Other races suffer at the hands of mobs, such as the Chinese in Wyoming and California at the hands of American mine workers, Italians in Louisiana and California at the hands of citizens and laborers, Slovaks and Poles in Latimer, Pennsylvania, at the hands of a mob militia. With the rise of organized labor these race riots and militia shootings increased in number, often growing out of the efforts of older races of workmen to drive newer and backward races from their jobs, or the efforts of employers to destroy newly formed unions of these immigrant races. Many strikes are accompanied by an incipient race war where employers are endeavoring to make substitution, one race for another, of Irish, Germans, native whites, Italians, negroes, Poles, and so on. Even the long series of crimes against the Indians, to which the term “A Century of Dishonor” seems to have attached itself without protest, must be looked upon as the mob spirit of a superior race bent on despoiling a despised and inferior race. That the frenzied spirit of the mob, whether in strikes, panicky militia, Indian slaughter, or civil war, should so often have blackened the face of a nation sincerely dedicated to law and order is one of the penalties paid for experimenting on a problem of political and economic equality with material marked by extreme racial inequality.
Poverty and Pauperism.—Prior to year 1875 the laws of the United States imposed no prohibition upon the immigration of paupers from foreign countries, and not until the federal government took from the states the administration of the law in 1891 did the prohibitions of the existing law become reasonably effective. Since that year there have been annually debarred, as likely to become public charges, 431 to 7898 arrivals, the latter number being debarred in the year 1905. In addition to those debarred at landing, there have been annually returned within one to three years after landing, 177 to 845 immigrants, many of whom had meantime become public charges. From these statements it will be seen that, prior to 1891, it was possible and quite probable that many thousand paupers and prospective paupers were admitted by the immigration authorities, and consequently the proportion of paupers among the foreign-born should appear larger than it would in later years. In the earlier years systematic arrangements were in force in foreign countries, especially Great Britain, to assist in the deportation of paupers to the United States, and therefore it is not surprising that, apart from race characteristics, there should have come to this country larger numbers of Irish paupers than those from any other nationality. Since these exportations have been stopped, it is not so much the actual pauper as the prospective pauper who gets admission. 96 per cent of the paupers in almshouses have been in this country ten years or more, showing that the exclusion laws are still defective, in that large numbers of poor physique are admitted.
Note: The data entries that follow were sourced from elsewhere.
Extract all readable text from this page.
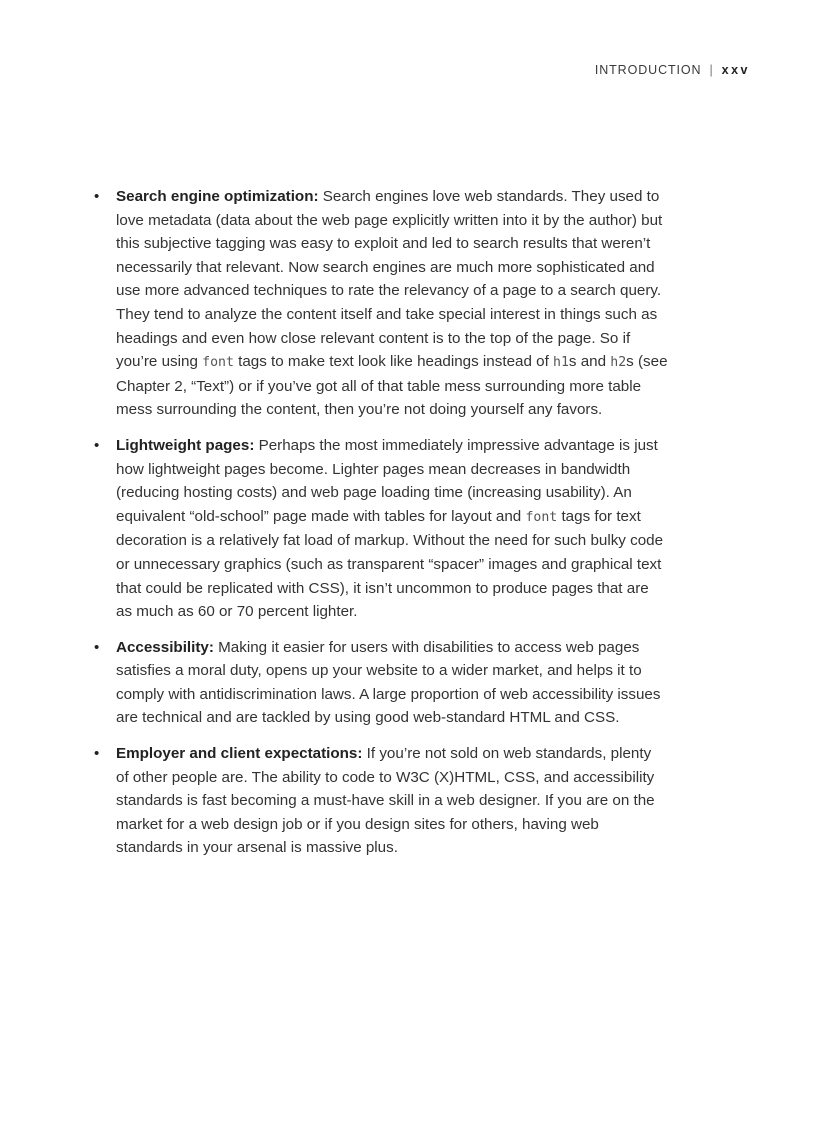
INTRODUCTION | xxv
• Search engine optimization: Search engines love web standards. They used to love metadata (data about the web page explicitly written into it by the author) but this subjective tagging was easy to exploit and led to search results that weren’t necessarily that relevant. Now search engines are much more sophisticated and use more advanced techniques to rate the relevancy of a page to a search query. They tend to analyze the content itself and take special interest in things such as headings and even how close relevant content is to the top of the page. So if you’re using font tags to make text look like headings instead of h1s and h2s (see Chapter 2, “Text”) or if you’ve got all of that table mess surrounding more table mess surrounding the content, then you’re not doing yourself any favors.
• Lightweight pages: Perhaps the most immediately impressive advantage is just how lightweight pages become. Lighter pages mean decreases in bandwidth (reducing hosting costs) and web page loading time (increasing usability). An equivalent “old-school” page made with tables for layout and font tags for text decoration is a relatively fat load of markup. Without the need for such bulky code or unnecessary graphics (such as transparent “spacer” images and graphical text that could be replicated with CSS), it isn’t uncommon to produce pages that are as much as 60 or 70 percent lighter.
• Accessibility: Making it easier for users with disabilities to access web pages satisfies a moral duty, opens up your website to a wider market, and helps it to comply with antidiscrimination laws. A large proportion of web accessibility issues are technical and are tackled by using good web-standard HTML and CSS.
• Employer and client expectations: If you’re not sold on web standards, plenty of other people are. The ability to code to W3C (X)HTML, CSS, and accessibility standards is fast becoming a must-have skill in a web designer. If you are on the market for a web design job or if you design sites for others, having web standards in your arsenal is massive plus.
Taking the census reports for 1904, and confining our attention to the North Atlantic states, where children are generally provided for in separate establishments, we are able to compute the following as the relative extent of pauperism among males:—
Male Paupers in Almshouses Per Million Voting Population, North Atlantic States, 1904.
| Native white, native parents | 2,360 | |
| Native white, foreign parents | 2,252 | |
| Foreign white | 5,119 | |
| Colored | 4,056 |
Here we see the counterpart of the estimates on crime, for the natives of foreign parentage show a smaller proportion of paupers than the natives of native parentage, while the foreign-born themselves show more than double the relative amount of pauperism of the native element, and the colored paupers are nearly twice the native stock.
The census bureau also furnishes computations showing the contributions of the different races and nationalities to the insane asylums and benevolent institutions.[102] In general it appears that the foreign-born and the negroes exceed the native classes in their burden on the public. A report of the Department of Labor of great value and significance, incidentally bearing on this subject, shows for the Italians in Chicago their industrial and social conditions. According to this report the average earnings of Italians in that city in 1896 while at work were $6.41 per week for men and $2.11 per week for women, and the average time unemployed by the wage-earning element was over seven months. In another report of the Department of Labor it appears that the slum population of the cities of Baltimore, Chicago, New York, and Philadelphia in 1893 was unemployed three months each year. With wages one dollar a day, and employment only five months during the year, it is marvellous that the Italians of Chicago, during the late period of depression, were not thrown in great numbers upon public relief. Yet, with the strict administration of the exclusion laws leading to the deportation of over 2000 Italians a year as liable to become public charges, it is likely that the immigrants of that race, although low in physique, poverty, and standards of living, are fairly well screened of actual paupers.